DCSL earnings nearly doubled to Rs.2.6 billion or 57 cents a share in the July-September quarter, compared to Rs.1.3 billion or 29 cents a share in the same period last year. Fitch Ratings recently said the government was unlikely to snap taxes on the alcoholic beverages at today’s budget because prohibitive increases could hamper demand and the tax income from it. DCSL accounts for 70 percent of Melstacorp’s earnings before interest, tax, depreciation, amortisation and taxes. Melstacorp has business interests in plantation, telecom, leisure, power and logistics segments.

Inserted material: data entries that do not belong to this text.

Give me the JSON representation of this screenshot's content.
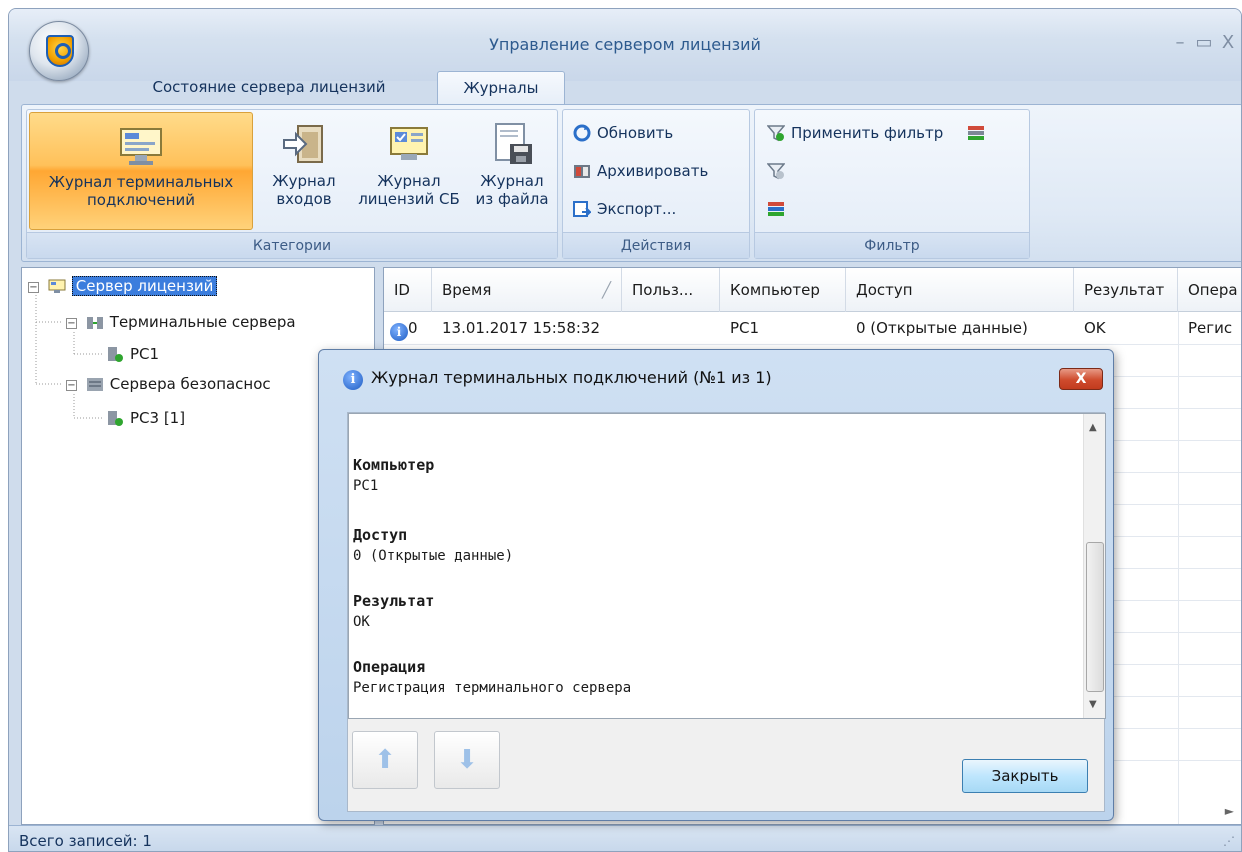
{
  "app": {
    "title": "Управление сервером лицензий",
    "window_controls": [
      "–",
      "▭",
      "X"
    ]
  },
  "tabs": [
    {
      "label": "Состояние сервера лицензий",
      "active": false
    },
    {
      "label": "Журналы",
      "active": true
    }
  ],
  "ribbon": {
    "categories": {
      "label": "Категории",
      "buttons": [
        {
          "line1": "Журнал терминальных",
          "line2": "подключений",
          "icon": "terminal-log-icon",
          "active": true
        },
        {
          "line1": "Журнал",
          "line2": "входов",
          "icon": "login-log-icon",
          "active": false
        },
        {
          "line1": "Журнал",
          "line2": "лицензий СБ",
          "icon": "license-log-icon",
          "active": false
        },
        {
          "line1": "Журнал",
          "line2": "из файла",
          "icon": "file-log-icon",
          "active": false
        }
      ]
    },
    "actions": {
      "label": "Действия",
      "buttons": [
        {
          "label": "Обновить",
          "icon": "refresh-icon"
        },
        {
          "label": "Архивировать",
          "icon": "archive-icon"
        },
        {
          "label": "Экспорт...",
          "icon": "export-icon"
        }
      ]
    },
    "filter": {
      "label": "Фильтр",
      "apply_label": "Применить фильтр"
    }
  },
  "tree": {
    "root": "Сервер лицензий",
    "terminal_servers": "Терминальные сервера",
    "terminal_child": "PC1",
    "security_servers": "Сервера безопаснос",
    "security_child": "PC3 [1]"
  },
  "grid": {
    "columns": [
      "ID",
      "Время",
      "Польз...",
      "Компьютер",
      "Доступ",
      "Результат",
      "Опера"
    ],
    "rows": [
      [
        "0",
        "13.01.2017 15:58:32",
        "",
        "PC1",
        "0 (Открытые данные)",
        "OK",
        "Регис"
      ]
    ]
  },
  "status": {
    "text": "Всего записей: 1"
  },
  "dialog": {
    "title": "Журнал терминальных подключений (№1 из 1)",
    "close_x": "X",
    "fields": [
      {
        "label": "Компьютер",
        "value": "PC1"
      },
      {
        "label": "Доступ",
        "value": "0 (Открытые данные)"
      },
      {
        "label": "Результат",
        "value": "OK"
      },
      {
        "label": "Операция",
        "value": "Регистрация терминального сервера"
      }
    ],
    "close_button": "Закрыть"
  },
  "colors": {
    "accent": "#3b7ddd",
    "active_button": "#ffc15a",
    "title_text": "#2d5a8e"
  }
}
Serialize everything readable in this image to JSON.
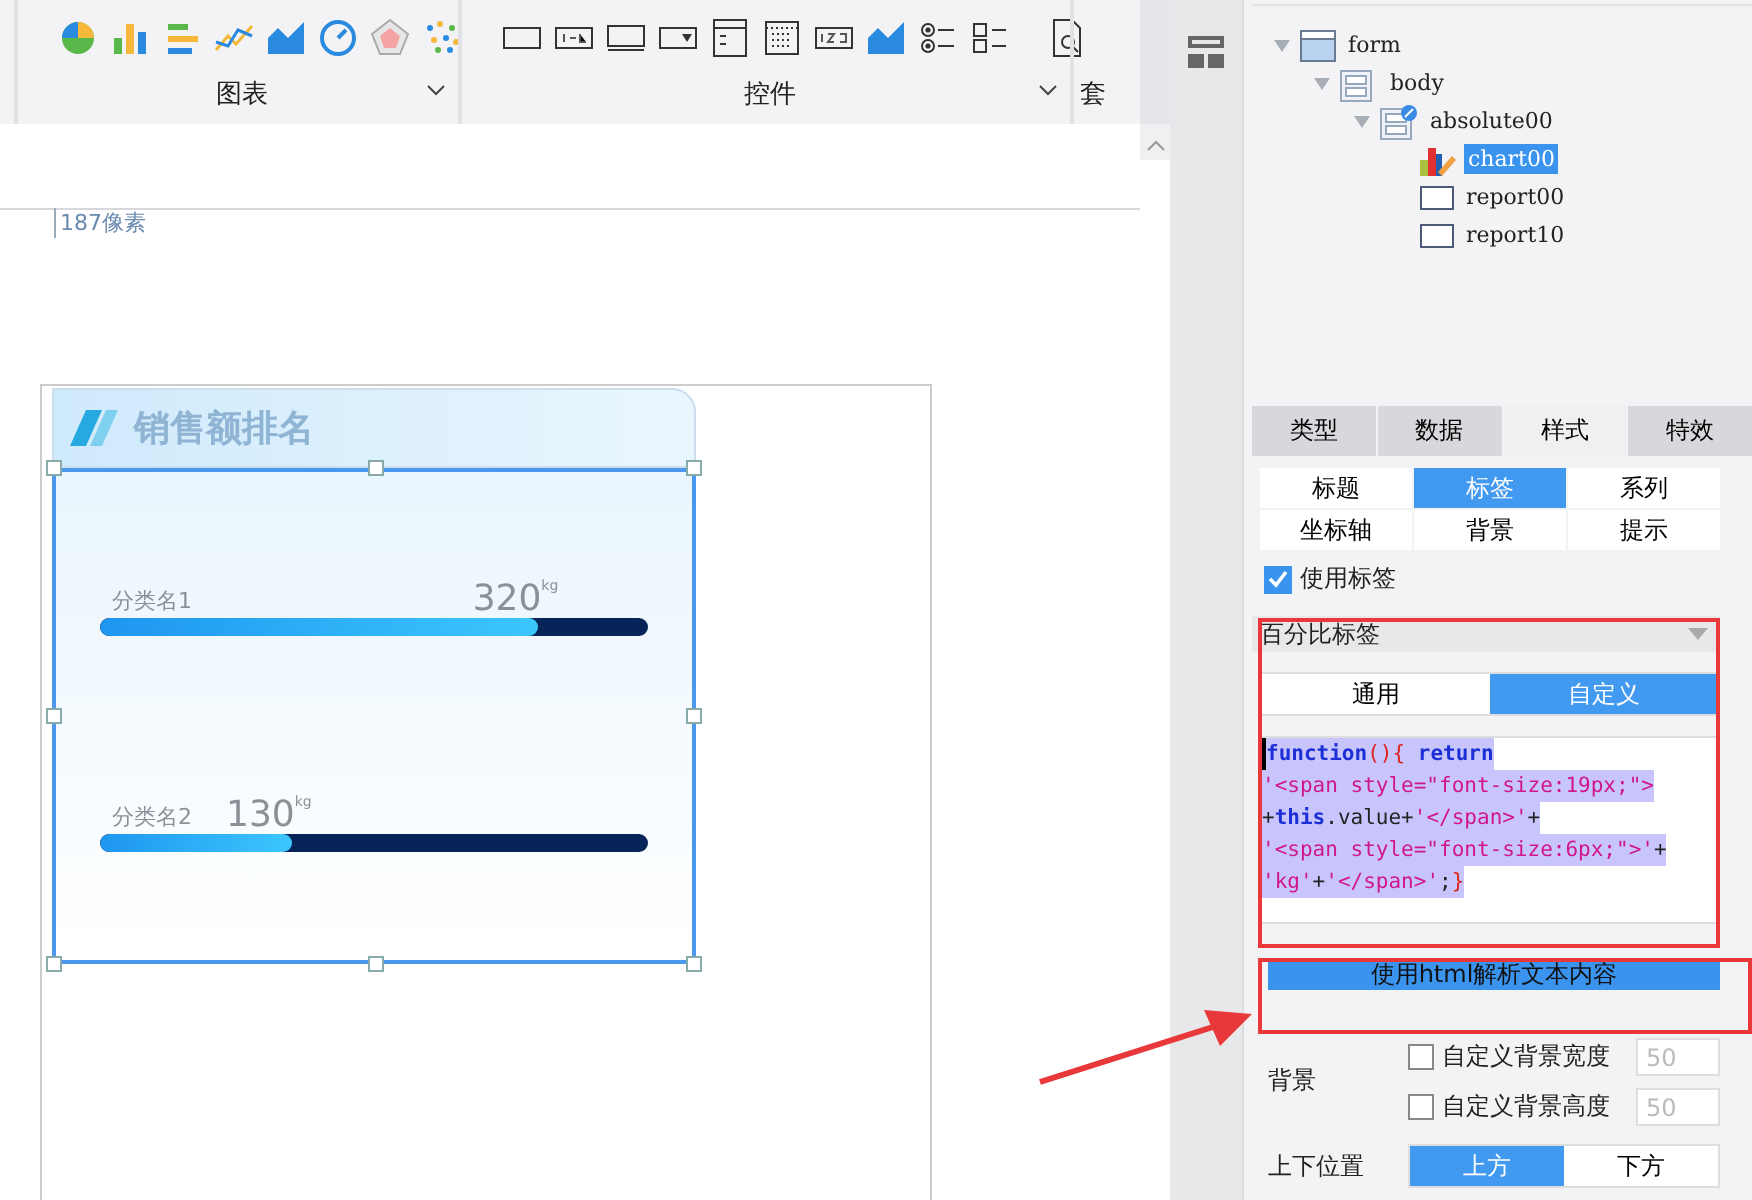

The company reported an operating profit – a closer measure to EBITDA – of Rs.3.9 billion, up 45 percent from the same period last year. The higher operating profit was possible, mainly due to over a billion-rupee decrease in the administrative expenses and another Rs.300 million decline in the sales and distribution expenses. The company reported earnings of Rs.1.57 a share or Rs.1.8 billion for the three months, compared to 54 cents a share or Rs.623.9 million in the comparable period last year. The segmental results available for the six months showed the stronger rebound in plantation business and financial services and to a lesser degree at its telecommunication business. All other businesses, including an outsize power generation business of the group categorised into the ‘diversified’ segment, plunged into a Rs.4.5 billion operating loss, from a profit of Rs.604.9 million a year ago.
Business tycoon Harry Jayawardena controls 57.229 of Melstacorp together with the entities he owns.